На картах не значится

    Когда перчатка сдувалась и опадала, процесс созревания бражки считался законченным, а продукт – готовым к употреблению. В народе эти воздетые к небу резиновые руки получили едкое название: «Привет Горбачёву!».

     Таким образом, женщины свою проблему решили. Ну, а у нас, мужиков, собственно, никаких проблем и не возникало – мы как пили «массандру», так и продолжали её пить.

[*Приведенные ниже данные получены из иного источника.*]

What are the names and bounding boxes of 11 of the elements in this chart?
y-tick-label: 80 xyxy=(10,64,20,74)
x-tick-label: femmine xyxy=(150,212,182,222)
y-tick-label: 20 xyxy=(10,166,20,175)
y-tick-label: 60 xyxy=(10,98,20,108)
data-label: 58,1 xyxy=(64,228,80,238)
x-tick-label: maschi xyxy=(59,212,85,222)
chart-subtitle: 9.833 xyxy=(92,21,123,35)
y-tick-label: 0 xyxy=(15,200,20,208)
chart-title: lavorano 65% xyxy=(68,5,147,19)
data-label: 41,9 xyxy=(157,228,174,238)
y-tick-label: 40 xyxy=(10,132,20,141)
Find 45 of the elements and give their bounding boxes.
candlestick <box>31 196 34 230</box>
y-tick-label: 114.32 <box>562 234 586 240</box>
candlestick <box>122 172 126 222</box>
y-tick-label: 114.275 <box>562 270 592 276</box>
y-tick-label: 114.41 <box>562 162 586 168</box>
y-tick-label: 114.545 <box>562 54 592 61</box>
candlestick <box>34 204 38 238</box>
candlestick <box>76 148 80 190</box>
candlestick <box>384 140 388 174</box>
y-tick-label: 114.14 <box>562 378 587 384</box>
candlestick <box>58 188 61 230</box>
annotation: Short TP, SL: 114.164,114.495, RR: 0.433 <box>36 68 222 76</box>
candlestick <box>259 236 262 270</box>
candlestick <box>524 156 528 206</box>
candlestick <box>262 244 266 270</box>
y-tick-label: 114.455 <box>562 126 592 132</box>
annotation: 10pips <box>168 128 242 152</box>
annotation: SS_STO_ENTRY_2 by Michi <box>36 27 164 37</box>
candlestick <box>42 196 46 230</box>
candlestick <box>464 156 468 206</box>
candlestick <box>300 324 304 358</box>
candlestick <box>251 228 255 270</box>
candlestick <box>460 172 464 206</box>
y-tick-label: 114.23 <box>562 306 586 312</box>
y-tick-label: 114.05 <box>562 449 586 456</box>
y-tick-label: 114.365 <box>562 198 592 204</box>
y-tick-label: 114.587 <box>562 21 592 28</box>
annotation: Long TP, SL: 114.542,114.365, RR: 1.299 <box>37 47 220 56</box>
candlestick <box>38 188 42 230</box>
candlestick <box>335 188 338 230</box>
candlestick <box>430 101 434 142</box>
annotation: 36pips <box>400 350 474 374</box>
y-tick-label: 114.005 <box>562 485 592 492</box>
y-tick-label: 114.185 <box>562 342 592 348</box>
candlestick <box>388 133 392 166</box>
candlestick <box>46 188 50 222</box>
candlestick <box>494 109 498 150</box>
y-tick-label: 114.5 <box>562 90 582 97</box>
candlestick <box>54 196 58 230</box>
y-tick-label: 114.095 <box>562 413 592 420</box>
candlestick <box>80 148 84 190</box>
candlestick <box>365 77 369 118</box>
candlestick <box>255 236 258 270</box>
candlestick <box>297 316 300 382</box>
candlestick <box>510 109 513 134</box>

     Вот я и произнёс это сакраментальное слово: «массандра».

     Как вы уже, наверное, догадываетесь, к известному крымскому вину она никакого отношения не имеет. «Массандра» – это собирательное название спиртосодержащих жидкостей, используемых в авиации. Синонимами «массандры» являются: «шило», «шпага», «султыга», «шлема», «чемергес» и множество других терминов, варьирующихся по родам авиации и типам самолётов.

     Наша «массандра» представляла собой 50-процентный спиртовой раствор, использовавшийся в системе охлаждения блоков бортового радиолокационного прицела. К сожалению, слитая из системы после применения по назначению, жидкость приобретала мерзкий, ничем не истребимый, резиновый привкус. По этой причине «массандра» подразделялась на два сорта: на не использовавшийся в работе «чистяк» и на слитый из системы «шмурдяк».

     «Чистяк» был на особом учёте. Граница строгой отчётности за него между представителями батальона обеспечения и техническим составом полка пролегала на этапе предполётной заправки самолёта (из специальной машины – «массандровоза»!) и закреплялась подписями в соответствующей документации обеих сторон, а потому законного способа «утечки» «чистяка» практически не существовало. Всё, что удавалось кому-то где-то добыть, достигалось исключительно путём преступного сговора и подразумевало под собой ту или иную статью административного или даже уголовного кодекса. Поэтому «чистяк» ценился на вес золота и расходился по гарнизону исключительно «шёпотом».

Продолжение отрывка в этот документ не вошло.